The casting of the film goes a long way to putting you off the track, Gael Garcia Bernal, who had previously been in The Motorcycle Diaries, has a wide-eyed innocence which makes you rout for him right from the start. Ok, so there is one oddity in that he appears to be seducing sixteen year old Malerie Sandow (Pell James) in the full knowledge that they share the same father, but hey, maybe it's a story of star-crossed lovers, whose love was never meant to be - but then why is he having sex with her.

William Hurt, as Pastor Sandow, also succeeds in laying down a few false trails of his own. He looks less like a man of god and more like someone who would beat you to a pulp with a pool cue.
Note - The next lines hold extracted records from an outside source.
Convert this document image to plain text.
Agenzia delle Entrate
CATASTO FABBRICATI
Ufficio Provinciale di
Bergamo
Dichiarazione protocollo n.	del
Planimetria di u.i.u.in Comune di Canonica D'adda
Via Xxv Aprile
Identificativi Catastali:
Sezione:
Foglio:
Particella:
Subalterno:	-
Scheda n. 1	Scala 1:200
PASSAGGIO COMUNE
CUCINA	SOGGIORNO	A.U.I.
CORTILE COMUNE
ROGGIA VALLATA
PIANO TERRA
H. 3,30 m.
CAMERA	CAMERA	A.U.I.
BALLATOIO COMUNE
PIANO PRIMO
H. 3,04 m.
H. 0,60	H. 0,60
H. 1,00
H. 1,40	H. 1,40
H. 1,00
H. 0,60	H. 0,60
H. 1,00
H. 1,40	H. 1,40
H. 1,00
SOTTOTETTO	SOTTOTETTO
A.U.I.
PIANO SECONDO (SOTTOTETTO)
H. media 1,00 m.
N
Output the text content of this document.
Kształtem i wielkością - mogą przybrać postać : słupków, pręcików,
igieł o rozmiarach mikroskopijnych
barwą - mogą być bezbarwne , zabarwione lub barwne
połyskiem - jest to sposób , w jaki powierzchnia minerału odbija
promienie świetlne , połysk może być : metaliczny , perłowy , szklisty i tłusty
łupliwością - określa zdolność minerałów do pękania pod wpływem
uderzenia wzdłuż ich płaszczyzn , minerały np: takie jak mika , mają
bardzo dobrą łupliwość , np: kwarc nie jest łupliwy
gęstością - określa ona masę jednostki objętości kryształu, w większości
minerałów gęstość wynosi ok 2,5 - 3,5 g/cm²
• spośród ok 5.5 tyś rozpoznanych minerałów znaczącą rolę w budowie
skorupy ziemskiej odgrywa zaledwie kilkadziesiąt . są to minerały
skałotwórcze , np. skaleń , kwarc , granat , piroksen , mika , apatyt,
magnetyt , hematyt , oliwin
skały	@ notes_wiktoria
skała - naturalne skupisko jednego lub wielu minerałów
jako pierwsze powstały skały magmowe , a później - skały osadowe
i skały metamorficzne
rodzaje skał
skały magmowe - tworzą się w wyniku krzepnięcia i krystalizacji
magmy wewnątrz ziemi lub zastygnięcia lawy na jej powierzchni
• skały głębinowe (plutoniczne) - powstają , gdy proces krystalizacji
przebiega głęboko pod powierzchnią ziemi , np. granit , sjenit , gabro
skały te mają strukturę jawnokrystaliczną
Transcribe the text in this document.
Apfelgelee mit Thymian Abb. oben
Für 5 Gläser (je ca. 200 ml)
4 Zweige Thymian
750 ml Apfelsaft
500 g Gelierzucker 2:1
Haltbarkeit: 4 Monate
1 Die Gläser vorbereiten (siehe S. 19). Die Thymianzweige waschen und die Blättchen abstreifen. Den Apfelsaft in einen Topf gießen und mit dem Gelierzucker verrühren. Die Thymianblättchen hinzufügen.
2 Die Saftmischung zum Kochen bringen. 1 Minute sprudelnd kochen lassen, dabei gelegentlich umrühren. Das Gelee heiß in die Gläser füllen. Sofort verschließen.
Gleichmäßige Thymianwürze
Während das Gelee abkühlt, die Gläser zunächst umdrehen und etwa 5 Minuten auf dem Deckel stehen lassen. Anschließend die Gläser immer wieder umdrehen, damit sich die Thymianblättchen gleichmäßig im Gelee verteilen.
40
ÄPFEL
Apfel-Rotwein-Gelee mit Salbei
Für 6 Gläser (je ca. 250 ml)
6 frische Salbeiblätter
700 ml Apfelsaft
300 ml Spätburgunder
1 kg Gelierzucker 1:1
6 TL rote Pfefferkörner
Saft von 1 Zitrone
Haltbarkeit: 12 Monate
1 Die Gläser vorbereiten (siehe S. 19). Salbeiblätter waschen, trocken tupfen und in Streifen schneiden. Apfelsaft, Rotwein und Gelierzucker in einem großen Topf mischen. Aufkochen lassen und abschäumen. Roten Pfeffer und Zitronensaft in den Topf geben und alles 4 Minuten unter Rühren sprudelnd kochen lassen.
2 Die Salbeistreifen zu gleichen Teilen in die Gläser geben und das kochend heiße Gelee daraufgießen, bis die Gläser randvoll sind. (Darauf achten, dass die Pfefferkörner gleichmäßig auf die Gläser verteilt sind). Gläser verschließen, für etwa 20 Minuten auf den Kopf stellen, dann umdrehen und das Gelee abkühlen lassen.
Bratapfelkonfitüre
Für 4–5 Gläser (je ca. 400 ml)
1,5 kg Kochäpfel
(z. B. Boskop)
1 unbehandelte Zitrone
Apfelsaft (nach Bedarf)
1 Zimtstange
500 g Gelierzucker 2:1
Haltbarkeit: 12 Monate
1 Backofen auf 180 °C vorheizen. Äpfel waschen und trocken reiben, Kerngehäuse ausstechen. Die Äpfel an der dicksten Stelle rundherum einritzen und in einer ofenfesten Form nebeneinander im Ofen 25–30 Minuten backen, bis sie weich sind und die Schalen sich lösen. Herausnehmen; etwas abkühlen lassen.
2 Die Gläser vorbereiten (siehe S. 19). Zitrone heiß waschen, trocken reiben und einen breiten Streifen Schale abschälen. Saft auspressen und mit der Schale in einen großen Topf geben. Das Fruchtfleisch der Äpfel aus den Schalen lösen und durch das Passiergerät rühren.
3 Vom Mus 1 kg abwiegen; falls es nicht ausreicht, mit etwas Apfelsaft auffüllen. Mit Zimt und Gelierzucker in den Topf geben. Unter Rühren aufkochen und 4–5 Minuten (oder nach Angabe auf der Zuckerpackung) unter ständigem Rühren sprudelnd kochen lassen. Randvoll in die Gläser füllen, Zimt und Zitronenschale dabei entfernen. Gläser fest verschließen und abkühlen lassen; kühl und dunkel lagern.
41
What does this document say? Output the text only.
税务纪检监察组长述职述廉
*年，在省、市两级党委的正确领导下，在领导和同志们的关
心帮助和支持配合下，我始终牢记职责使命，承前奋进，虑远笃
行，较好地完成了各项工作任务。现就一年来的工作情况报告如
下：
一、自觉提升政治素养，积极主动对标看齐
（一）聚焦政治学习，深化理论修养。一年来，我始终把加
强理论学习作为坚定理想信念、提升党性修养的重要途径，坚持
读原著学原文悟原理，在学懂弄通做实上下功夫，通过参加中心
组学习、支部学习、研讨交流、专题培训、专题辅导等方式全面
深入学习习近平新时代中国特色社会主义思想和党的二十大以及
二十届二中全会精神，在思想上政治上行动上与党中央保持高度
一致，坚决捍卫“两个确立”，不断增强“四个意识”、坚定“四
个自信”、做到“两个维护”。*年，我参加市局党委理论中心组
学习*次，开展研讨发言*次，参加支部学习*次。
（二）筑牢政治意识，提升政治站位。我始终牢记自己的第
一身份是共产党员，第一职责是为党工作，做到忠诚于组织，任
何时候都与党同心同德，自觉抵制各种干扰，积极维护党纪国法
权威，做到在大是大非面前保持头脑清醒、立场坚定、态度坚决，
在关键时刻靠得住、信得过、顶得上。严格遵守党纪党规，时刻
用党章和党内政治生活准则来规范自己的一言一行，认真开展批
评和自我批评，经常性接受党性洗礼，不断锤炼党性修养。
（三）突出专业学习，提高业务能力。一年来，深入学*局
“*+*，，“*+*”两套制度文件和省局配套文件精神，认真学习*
So, by misdirection, your sympathies are already skewed in the wrong direction.

Ultimately, the film poses the question about whether the sins of the father are visited on the son, as a trail of physical and psychological destruction are brought about by the arrival of Elvis.

If I seem to be a little vague about some of the plot points, its because this film cries to be seen, without too much explanation, so as not to spoil the headlong rush into evil and your realisation that you really had no idea what was really going on.

The disc comes with a very generous set of extras, including a full length commentary from the director and producer; three long deleted scenes; rehearsal footage (10 mins); an interview with the director (17 mins); an interview with the writer (16 mins); and the original theatrical trailer. The film is presented in anamorphic 1.85:1 aspect ratio, with a choice of stereo, 5.1 or DTS audio. The print is pristine.

This is another good, strong independent film which doesn't shy away from looking at some of the more unpleasant aspects of life.